Commentaire de Christian Dulieu adressé à Catherine Wihtol de Wenden : J’ai lu ce matin article de Sylvie Kauffmann qui accrédite et renforce les analyses que vous proposez depuis de nombreuses années : « Immigration le facteur clé » (Le Monde du jeudi 8 mars 2018). Le « point commun de toutes les insurrections électorales qui secouent les démocraties occidentales depuis trois ans, qui ont ouvert les portes des parlements aux mouvements politiques populistes ou extrémistes, […] ce facteur c’est la résistance à l’immigration massive. […] le moment est venu d’affronter cette question comme ce qu’elle est, une tendance structurante de long terme et non une crise accidentelle. […] Le verdict italien rend encore plus urgente une politique qui organise, réhabilite et maîtrise l’asile et l’immigration à l’échelle européenne. »
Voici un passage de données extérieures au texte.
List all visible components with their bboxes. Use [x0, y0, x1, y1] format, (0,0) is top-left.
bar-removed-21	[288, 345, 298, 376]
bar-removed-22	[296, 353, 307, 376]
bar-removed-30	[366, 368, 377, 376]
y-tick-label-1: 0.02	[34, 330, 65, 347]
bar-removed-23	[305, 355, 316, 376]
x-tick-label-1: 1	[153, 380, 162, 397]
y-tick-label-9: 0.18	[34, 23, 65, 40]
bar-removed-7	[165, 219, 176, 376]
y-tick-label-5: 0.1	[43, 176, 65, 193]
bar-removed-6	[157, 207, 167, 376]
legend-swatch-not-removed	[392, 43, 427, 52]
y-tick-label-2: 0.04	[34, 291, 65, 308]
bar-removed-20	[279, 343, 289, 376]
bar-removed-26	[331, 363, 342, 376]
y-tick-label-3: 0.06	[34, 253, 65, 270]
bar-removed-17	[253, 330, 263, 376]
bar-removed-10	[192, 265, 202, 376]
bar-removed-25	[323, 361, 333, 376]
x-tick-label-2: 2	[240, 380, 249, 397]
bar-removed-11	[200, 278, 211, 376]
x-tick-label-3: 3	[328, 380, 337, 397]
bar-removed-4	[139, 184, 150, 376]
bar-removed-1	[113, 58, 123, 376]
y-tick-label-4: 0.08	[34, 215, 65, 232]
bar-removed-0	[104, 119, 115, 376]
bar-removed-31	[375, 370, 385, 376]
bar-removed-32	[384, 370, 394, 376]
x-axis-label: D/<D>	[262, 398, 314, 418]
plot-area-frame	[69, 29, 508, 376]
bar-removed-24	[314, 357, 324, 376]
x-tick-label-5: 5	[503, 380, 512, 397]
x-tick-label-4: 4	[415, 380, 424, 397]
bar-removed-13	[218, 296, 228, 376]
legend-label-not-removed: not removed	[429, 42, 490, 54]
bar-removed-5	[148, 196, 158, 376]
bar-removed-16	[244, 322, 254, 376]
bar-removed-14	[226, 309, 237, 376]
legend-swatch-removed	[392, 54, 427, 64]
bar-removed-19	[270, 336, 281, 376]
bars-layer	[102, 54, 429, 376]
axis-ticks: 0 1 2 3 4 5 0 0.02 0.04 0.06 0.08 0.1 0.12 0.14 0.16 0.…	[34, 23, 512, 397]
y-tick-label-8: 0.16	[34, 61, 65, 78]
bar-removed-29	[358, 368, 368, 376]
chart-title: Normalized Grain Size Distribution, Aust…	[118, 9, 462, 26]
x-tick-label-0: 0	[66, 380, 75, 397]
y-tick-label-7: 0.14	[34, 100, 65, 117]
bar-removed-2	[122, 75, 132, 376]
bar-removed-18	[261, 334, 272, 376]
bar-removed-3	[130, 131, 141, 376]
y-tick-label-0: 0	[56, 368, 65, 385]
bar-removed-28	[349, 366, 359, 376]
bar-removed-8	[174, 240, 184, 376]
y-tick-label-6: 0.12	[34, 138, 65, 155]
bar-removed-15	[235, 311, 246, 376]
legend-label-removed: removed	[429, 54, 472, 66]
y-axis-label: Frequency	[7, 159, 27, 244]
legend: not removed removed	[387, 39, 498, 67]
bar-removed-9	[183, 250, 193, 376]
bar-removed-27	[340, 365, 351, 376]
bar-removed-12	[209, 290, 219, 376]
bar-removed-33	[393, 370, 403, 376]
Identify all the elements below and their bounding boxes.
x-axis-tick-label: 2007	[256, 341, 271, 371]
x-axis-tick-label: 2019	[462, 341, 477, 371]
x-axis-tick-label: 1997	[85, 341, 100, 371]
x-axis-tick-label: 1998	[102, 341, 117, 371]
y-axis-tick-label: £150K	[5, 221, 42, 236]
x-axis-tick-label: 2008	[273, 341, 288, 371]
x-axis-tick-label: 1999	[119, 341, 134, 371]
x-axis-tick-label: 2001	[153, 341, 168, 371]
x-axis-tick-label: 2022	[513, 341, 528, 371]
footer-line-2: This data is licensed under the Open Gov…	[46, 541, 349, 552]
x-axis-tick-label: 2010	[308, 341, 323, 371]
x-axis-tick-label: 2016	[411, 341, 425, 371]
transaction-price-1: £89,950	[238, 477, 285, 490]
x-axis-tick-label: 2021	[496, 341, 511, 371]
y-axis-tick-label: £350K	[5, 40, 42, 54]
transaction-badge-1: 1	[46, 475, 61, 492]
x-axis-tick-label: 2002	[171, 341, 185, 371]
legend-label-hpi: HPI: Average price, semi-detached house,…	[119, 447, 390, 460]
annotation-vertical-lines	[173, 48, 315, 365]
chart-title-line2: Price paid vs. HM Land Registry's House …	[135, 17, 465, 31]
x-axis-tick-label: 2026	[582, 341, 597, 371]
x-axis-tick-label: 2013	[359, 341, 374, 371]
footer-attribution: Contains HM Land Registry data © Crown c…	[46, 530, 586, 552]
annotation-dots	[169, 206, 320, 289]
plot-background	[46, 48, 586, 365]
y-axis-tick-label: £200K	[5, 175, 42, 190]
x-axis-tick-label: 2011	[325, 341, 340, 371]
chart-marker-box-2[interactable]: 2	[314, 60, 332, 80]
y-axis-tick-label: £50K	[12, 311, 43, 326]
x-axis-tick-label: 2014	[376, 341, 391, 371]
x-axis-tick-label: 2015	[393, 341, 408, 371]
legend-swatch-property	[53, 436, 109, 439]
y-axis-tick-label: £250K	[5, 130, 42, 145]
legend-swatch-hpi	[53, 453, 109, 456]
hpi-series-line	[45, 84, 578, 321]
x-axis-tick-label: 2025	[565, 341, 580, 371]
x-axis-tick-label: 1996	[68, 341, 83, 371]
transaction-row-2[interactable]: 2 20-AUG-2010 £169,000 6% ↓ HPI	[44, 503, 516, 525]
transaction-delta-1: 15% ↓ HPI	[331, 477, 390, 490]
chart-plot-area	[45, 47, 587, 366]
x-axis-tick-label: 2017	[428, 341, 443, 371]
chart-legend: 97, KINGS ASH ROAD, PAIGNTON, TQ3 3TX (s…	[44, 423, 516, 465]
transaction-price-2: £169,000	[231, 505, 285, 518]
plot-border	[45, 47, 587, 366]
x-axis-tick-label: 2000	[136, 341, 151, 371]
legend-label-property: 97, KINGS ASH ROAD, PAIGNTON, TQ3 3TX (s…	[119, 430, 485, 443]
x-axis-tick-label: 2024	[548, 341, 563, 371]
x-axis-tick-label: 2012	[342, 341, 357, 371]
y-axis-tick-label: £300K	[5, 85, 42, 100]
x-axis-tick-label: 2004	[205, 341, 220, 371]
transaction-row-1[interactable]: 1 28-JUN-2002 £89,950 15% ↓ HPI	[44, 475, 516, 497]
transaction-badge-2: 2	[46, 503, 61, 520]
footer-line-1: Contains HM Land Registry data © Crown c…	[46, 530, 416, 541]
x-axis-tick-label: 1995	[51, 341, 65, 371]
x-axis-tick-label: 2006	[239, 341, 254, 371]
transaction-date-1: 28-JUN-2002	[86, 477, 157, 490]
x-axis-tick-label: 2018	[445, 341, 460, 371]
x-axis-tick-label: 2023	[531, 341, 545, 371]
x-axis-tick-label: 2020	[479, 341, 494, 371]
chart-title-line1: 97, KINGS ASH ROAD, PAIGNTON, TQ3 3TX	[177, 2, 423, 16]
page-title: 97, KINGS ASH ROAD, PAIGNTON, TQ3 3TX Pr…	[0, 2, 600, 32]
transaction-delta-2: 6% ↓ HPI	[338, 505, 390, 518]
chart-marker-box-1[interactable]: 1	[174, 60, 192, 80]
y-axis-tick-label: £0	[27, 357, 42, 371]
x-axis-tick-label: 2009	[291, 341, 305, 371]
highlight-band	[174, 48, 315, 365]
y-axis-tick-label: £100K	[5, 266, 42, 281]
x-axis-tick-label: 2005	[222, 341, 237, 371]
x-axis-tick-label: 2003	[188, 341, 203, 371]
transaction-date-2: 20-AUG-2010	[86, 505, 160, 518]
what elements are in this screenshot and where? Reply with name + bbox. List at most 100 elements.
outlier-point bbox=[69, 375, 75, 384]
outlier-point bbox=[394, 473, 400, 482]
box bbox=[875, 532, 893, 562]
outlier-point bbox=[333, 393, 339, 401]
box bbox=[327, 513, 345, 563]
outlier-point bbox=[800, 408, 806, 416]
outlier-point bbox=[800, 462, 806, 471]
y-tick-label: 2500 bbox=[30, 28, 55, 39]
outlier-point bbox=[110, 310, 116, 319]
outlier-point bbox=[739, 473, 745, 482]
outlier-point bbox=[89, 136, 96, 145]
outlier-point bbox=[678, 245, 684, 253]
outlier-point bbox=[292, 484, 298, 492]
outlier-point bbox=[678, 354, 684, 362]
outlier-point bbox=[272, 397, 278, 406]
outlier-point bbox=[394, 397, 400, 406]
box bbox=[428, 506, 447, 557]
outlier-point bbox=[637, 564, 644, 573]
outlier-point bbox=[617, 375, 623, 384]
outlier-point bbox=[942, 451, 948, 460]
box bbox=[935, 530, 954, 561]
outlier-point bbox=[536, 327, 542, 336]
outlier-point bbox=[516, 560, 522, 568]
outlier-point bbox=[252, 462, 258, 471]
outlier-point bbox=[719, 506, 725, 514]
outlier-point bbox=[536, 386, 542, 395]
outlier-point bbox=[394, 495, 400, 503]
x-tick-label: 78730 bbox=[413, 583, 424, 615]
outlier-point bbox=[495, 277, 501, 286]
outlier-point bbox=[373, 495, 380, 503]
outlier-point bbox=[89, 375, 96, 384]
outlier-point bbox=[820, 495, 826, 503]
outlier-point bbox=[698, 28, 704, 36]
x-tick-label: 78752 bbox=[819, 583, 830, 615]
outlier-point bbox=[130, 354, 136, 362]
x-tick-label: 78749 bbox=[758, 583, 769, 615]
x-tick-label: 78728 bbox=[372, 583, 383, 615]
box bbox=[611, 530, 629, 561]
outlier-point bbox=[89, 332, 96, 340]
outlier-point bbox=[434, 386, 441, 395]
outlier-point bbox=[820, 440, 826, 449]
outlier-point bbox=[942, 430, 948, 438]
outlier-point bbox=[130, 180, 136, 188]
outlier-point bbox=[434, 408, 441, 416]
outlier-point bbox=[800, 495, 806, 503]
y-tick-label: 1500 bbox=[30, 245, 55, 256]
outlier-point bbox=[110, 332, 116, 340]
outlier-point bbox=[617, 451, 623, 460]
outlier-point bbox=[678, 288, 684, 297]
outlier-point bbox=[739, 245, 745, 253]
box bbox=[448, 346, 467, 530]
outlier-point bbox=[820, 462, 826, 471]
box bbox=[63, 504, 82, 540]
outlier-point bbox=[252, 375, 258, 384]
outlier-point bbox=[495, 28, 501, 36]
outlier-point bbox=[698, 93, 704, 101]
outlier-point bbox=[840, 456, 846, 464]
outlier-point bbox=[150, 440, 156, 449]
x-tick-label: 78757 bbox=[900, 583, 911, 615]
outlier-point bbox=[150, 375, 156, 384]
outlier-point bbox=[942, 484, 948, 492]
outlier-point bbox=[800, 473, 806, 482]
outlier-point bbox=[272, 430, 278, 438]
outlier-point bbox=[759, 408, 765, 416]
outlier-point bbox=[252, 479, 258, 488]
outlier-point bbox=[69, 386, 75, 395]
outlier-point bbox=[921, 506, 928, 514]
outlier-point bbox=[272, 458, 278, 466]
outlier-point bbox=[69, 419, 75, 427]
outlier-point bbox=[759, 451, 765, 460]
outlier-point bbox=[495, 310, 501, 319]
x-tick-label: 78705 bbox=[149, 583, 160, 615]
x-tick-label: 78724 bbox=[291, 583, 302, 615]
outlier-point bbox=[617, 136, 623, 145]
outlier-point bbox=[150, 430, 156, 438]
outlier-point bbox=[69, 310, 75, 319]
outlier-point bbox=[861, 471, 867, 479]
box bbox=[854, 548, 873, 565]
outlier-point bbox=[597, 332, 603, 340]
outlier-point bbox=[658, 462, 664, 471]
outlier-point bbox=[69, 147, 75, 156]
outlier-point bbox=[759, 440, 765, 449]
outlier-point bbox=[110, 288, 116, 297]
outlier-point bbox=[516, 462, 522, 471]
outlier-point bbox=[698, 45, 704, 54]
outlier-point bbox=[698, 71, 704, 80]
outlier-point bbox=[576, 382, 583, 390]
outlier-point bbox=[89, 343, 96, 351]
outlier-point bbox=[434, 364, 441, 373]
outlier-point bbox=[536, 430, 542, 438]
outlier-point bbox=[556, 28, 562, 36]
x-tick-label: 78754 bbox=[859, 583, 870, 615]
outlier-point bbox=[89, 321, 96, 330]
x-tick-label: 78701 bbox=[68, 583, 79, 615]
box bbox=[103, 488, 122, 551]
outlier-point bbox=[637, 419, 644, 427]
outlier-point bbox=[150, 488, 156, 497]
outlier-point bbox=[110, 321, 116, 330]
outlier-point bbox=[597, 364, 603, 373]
Pour cette journée internationale du 8 mars 2018, où est rappelé les droits des femmes, il est bon de rapprocher cet article d’un autre titre du même journal : « L’éducation des jeunes filles est un défi planétaire pour le XXIe siècle. » Je cite Gaël Giraud, économiste en chef de l’Agence française de développement, et directeur de recherche au CNRS. Il est prêtre jésuite. « En 2018, le simple fait d’être une fille est encore un facteur de déscolarisation. Selon l’Unesco, 15 millions de filles vivant aujourd’hui sur la planète n’auront jamais la chance de fréquenter l’école primaire, contre environ 10 millions de garçon. Les disparités sont particulièrement criantes en Afrique sub-saharienne où, pour 100 garçons non scolarisés au primaire, 123 filles se voient refuser le droit à l’éducation. » Hors une grande partie des jeunes filles qui immigrent en Europe actuellement sont d’origine subsaharienne. Ces inégalités devant l’accès à la scolarisation, pourraient dans les années à venir devenir un facteur important de fuite des populations féminines vers d’autres horizons plus justes.
Car, toujours selon les mêmes sources, « Dans le même temps, fait historique sans précédent, en Occident au sens large (Europe, Japon, Corée du Sud, anglosphère ) le niveau éducatif des femmes est devenu supérieur à celui des hommes. ». Quand les discriminations s’estompent sur un territoire et qu’elles s’enkystent sur un autre territoire voisin, ne pensez-vous pas que cela risque bien de provoquer un appel d’air supplémentaire vis à vis des populations féminines africaines tentées par l’exil ?
On voit la que la la formule de « gestion migratoire » nous paraît une formule impropre. La gestion migratoire est avant tout un problème politique, au plus haut et au plus fort sens du terme.